Analyzing data: table sources, filtering predicates, etc.¶

Table sources¶

You can use a single base table, equi-joined tables, or derived tables in the from clause. Verdict's sample planner automatically finds the best set of sample tables to process your queries. However, if samples must not be used for processing your queries (due to unguaranteed accuracy), Verdict will use the original tables.

Verdict's sample planner is rather involved, so we will make a separate document for its description.

Note: Verdict's query parser currently processes only inner joins, but it will be extended to process left outer and right outer joins.

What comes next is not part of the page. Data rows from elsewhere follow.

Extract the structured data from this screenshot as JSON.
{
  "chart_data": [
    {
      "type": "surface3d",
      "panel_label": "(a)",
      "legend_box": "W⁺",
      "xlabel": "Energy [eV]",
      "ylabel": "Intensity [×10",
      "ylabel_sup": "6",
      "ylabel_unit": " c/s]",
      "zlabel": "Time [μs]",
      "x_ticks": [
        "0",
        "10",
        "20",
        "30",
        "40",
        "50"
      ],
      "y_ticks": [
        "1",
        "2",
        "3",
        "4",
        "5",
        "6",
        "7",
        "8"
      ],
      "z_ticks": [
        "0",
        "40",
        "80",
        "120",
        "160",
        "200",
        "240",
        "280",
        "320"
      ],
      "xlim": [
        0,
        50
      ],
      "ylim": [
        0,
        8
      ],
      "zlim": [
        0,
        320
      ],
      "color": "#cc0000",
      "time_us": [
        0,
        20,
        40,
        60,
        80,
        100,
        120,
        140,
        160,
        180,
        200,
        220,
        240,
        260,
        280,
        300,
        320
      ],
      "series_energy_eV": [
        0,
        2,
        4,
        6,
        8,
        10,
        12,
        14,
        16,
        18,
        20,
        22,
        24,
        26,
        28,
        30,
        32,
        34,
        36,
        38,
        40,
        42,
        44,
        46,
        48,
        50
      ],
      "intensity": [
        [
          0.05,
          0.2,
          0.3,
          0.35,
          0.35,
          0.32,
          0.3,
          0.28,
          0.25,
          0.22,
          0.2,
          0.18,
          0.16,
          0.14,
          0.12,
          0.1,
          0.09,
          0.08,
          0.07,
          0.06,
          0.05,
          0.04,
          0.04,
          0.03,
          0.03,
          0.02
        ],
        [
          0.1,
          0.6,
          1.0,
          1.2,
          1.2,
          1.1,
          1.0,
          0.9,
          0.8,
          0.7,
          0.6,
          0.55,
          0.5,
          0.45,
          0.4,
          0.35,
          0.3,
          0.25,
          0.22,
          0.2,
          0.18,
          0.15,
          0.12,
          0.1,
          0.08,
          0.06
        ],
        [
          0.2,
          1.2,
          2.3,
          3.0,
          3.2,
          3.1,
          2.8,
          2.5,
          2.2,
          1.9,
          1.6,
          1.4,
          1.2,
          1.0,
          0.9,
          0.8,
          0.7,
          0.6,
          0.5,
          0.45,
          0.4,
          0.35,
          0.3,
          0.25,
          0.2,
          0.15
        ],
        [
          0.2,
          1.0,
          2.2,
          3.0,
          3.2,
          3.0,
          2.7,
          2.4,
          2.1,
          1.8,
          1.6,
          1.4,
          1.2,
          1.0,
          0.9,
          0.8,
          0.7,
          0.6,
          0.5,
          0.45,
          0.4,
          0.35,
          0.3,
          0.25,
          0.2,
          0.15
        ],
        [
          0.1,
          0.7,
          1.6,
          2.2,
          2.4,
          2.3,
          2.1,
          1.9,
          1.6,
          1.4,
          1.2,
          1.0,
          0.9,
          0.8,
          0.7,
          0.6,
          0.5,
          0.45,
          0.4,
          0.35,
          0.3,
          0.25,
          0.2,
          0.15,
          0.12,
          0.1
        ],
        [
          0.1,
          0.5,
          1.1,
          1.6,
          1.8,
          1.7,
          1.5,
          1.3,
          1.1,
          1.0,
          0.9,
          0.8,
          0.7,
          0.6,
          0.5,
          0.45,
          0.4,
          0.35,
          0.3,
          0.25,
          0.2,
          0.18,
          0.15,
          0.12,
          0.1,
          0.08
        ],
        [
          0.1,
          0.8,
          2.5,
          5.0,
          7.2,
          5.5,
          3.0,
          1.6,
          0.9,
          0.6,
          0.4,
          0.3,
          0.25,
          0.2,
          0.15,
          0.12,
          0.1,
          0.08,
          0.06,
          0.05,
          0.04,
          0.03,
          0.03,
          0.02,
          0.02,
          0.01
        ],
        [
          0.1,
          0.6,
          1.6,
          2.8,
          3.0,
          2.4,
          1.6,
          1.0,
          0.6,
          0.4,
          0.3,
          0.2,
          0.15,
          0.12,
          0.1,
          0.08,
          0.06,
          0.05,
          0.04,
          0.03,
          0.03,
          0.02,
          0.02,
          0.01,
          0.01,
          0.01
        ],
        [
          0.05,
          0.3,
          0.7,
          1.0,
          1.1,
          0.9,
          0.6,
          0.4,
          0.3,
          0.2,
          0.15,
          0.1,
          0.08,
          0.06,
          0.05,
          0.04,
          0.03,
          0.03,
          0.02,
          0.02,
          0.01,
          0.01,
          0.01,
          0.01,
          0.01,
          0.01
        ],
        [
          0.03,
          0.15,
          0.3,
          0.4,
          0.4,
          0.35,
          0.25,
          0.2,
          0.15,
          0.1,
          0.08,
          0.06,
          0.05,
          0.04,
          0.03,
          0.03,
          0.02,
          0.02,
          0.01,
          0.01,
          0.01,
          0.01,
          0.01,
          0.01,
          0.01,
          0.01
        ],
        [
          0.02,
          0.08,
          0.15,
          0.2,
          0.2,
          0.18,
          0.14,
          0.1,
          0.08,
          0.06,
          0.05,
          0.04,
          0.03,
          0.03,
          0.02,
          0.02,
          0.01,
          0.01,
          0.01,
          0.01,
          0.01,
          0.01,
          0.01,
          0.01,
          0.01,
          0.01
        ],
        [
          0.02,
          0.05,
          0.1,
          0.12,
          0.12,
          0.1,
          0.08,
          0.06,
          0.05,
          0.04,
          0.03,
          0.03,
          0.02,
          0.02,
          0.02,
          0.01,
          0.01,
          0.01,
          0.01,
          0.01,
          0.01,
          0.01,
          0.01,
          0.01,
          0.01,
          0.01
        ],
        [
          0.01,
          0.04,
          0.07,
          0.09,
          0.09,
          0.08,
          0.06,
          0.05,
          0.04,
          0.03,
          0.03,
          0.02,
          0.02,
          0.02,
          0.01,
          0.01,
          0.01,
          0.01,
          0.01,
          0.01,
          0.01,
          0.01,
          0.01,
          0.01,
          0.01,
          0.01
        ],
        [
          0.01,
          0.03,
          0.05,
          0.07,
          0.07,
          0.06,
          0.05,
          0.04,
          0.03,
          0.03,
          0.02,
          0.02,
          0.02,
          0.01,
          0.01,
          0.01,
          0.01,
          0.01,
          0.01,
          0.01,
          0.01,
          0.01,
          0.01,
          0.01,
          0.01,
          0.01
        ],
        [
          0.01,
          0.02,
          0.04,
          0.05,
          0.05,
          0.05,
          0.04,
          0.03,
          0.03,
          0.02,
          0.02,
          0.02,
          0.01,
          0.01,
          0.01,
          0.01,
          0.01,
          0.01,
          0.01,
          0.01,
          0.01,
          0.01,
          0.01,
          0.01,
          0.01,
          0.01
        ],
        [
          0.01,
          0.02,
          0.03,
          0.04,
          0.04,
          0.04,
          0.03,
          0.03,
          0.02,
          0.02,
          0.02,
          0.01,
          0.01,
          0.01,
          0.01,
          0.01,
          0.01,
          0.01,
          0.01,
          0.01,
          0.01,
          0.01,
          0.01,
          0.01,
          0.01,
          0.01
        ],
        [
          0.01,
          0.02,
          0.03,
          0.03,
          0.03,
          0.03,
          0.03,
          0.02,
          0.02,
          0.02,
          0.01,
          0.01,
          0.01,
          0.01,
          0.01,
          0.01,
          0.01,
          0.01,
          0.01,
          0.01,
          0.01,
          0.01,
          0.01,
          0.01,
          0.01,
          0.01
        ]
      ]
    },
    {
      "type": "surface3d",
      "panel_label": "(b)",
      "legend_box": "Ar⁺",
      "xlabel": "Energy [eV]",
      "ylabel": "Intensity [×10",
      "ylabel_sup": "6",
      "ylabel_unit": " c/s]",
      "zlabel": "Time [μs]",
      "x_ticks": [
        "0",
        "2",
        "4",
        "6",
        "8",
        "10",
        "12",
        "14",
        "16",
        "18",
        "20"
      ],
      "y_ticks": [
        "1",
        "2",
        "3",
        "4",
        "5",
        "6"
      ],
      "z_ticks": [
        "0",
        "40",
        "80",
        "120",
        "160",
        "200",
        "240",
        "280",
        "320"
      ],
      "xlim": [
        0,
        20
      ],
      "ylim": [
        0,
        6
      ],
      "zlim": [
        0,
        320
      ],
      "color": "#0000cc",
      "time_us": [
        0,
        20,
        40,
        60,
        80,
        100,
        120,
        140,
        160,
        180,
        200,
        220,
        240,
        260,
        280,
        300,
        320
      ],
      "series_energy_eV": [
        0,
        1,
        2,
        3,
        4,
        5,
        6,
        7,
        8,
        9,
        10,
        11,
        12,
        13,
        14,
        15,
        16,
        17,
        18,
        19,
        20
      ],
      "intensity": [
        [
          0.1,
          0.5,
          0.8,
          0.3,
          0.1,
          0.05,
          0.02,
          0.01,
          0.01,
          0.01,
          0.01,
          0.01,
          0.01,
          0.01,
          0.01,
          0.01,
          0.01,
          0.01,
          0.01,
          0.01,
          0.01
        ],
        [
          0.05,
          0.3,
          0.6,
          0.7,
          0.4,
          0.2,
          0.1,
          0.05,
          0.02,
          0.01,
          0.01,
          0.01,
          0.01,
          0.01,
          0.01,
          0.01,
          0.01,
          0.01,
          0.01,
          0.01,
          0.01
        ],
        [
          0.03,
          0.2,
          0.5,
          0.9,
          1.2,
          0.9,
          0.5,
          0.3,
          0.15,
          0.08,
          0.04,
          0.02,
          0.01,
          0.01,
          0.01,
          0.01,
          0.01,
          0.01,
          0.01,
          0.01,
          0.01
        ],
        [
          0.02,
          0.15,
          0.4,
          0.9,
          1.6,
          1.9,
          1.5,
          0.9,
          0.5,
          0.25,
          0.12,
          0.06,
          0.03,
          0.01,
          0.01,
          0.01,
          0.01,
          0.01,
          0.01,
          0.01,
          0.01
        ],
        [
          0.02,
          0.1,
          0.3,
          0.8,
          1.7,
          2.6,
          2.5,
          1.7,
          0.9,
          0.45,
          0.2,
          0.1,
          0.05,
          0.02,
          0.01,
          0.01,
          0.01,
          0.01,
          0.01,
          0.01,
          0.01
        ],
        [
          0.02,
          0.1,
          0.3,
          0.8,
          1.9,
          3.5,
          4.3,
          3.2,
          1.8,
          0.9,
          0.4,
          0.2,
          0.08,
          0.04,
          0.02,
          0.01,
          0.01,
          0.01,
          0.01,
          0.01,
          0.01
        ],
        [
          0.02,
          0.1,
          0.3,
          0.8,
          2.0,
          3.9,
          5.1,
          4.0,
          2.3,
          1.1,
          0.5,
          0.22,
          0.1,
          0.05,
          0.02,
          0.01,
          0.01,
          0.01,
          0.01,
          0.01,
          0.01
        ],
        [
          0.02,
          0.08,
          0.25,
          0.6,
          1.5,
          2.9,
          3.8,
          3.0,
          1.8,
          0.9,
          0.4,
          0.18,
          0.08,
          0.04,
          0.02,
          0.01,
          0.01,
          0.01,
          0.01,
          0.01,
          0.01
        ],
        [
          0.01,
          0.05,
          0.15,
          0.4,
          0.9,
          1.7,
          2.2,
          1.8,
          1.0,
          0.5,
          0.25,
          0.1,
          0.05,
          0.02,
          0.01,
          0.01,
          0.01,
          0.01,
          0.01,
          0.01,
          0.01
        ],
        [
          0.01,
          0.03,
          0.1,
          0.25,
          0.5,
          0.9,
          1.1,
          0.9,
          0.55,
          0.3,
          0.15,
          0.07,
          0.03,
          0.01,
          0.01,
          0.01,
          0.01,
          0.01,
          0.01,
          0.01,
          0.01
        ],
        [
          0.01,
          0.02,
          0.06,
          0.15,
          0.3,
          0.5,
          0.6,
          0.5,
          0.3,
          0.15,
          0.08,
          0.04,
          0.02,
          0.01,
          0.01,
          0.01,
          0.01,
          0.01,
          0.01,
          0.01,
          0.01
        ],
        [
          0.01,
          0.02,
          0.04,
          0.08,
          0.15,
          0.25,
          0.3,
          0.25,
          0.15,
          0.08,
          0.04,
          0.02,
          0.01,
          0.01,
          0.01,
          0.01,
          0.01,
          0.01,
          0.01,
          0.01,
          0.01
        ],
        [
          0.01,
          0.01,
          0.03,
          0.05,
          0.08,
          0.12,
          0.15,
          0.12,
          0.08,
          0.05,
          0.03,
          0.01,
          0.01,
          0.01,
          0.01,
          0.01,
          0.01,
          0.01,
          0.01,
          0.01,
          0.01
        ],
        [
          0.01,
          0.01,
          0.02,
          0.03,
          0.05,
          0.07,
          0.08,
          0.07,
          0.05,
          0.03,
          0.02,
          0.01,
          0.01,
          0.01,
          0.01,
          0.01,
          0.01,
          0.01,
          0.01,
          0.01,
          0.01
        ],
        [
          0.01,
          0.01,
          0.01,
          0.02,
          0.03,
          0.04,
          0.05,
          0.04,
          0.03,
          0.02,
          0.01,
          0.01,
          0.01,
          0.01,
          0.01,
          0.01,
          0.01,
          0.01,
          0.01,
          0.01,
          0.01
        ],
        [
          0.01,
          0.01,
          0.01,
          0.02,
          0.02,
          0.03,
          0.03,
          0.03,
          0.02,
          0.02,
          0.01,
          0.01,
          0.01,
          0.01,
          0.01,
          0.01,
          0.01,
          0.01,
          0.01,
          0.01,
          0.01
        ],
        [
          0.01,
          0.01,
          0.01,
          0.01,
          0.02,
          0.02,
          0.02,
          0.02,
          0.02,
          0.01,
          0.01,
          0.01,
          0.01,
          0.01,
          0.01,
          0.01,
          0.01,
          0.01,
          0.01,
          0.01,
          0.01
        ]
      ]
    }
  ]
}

Filtering predicates (i.e., in the where clause)¶

- Predicate
- Description
- p1 AND p2
- logical and of two predicates, p1 and p2
- p1 OR p2
- logical or of two predicates, p1 and p2
- expr1 COMP expr2
- comparison of two expressions, expr1 and expr2, using the comparison operator, COMP. The available comparison operators are =, >, <, <=, >=, <>, !=, !>, !<, <=, >=, <, >, !>, !<
- expr COMP (subquery)
- comparison of the value of expr and the value of subquery. The subquery must return a single row and a single column
- expr1 NOT? BETWEEN expr2 AND expr3
- returns true if the value of expr1 is between the value of expr2 and the value of expr3.
- expr1 NOT? LIKE expr2
- text pattern search using wild cards. See this page <https://www.w3schools.com/sql/sql_like.asp>_ for more information.
- expr IS NOT? NULL
- test if the value of the expression is null.

Dropping samples¶

(delete | drop) [XX%] samples of [database-name.]table-name;

Drop all the samples created for the specified table. The sampling ratio is 1% is not specified explicitly.

(delete | drop) [XX%] uniform samples of [database-name.]table-name;

Drop the uniform random sample created for the specified table. The sampling ratio is 1% is not specified explicitly.

(delete | drop) [XX%] stratified samples of [database-name.]table-name on column-name;

Drop the stratified sample created for the specified table. The sampling ratio is 1% is not specified explicitly.

(delete | drop) [XX%] universe samples of [database-name.]table-name on column-name;

Drop the universe sample created for the specified table. The sampling ratio is 1% is not specified explicitly.

(Later, Yongjoo will update the content)